5. **Cache invalidation is process-wide** — `AppConfig.invalidate_caches()` calls `cache_clear()` on the `@cache`-wrapped instance methods, which are class-level descriptors. Clearing them affects every `AppConfig` instance in the process, not just the one the applier mutated. In production each main / worker process holds exactly one `AppConfig`, so this is the intended behavior.

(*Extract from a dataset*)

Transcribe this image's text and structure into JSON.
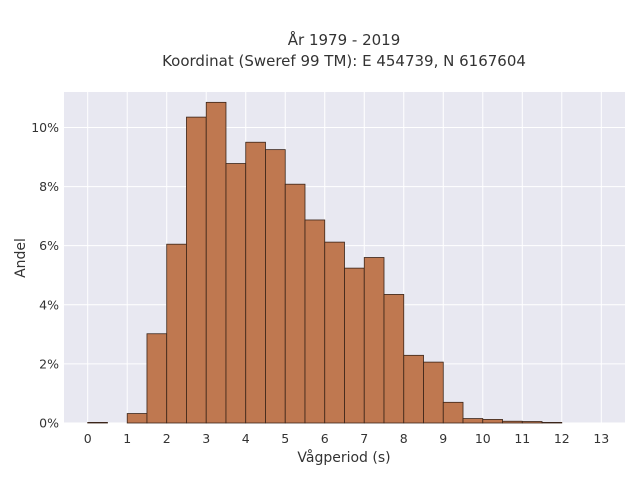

Tests that construct multiple `AppConfig` instances in one process should be aware that an `invalidate_caches()` on one instance will evict cached values on the others too. (`@cached_property` values are per-instance and are unaffected by this caveat.)

---

## Testing approach

| Layer | Test file | What to add |
|---|---|---|
| Cache invalidation | `tests/unit/mdx/analytics/core/schema/test_config.py::TestAppConfig` | Test that mutating + `invalidate_caches()` flips a cached property's value. |
| Validator | `tests/unit/mdx/analytics/core/transform/config/test_config_validator.py` | Test new error paths or status transitions. |
| Per-key value rules | `tests/unit/mdx/analytics/core/transform/config/test_config_value_validators.py` | Test new entries in `APP_VALUE_VALIDATORS` / `SENSOR_VALUE_VALIDATORS`. |
| Applier (mutator) | `tests/unit/mdx/analytics/core/transform/config/test_config_applier.py` | Test new mutation paths if you change `set_app_config` / `set_sensor_config`. |
| Outgoing envelopes | `tests/unit/mdx/analytics/core/transform/config/test_config_publisher.py` | Test new `event.type` shapes if you add one. |
| Listener dispatch | `tests/unit/mdx/analytics/core/transform/config/test_config_listener.py` | Test new event-type routing. |
| Worker file monitor | `tests/unit/mdx/analytics/core/transform/config/test_config_monitor.py` | Test new file-handling paths. |
| End-to-end | `tests/integration/dynamic_config/dynamic_config_e2e.py` | Add a scenario for new wire-level behavior. See its README. |

Aim for 100% line + branch coverage on new code under `transform/config/`. The six modules there are at 100% today — keep that bar.

---

## Where to find canonical examples

- Read-at-use consumer: `src/mdx/analytics/core/stream/state/behavior/state_management_base.py` (just stores the `AppConfig` reference; reads at use-time).
- Per-call value-capture: `src/mdx/analytics/core/stream/state/behavior/state_management_e.py::_create_trajectory` (passes values into a per-call sub-object).
- Captured-at-`__init__` (restart-required) consumers: `src/mdx/analytics/core/transform/detection/collision_detection.py`, `src/mdx/analytics/core/utils/space_utilization.py::SpaceAnalyzer`, `src/mdx/analytics/core/stream/state/video_embedding/downsampling/`. Their config keys are intentionally absent from the validator's allowlist.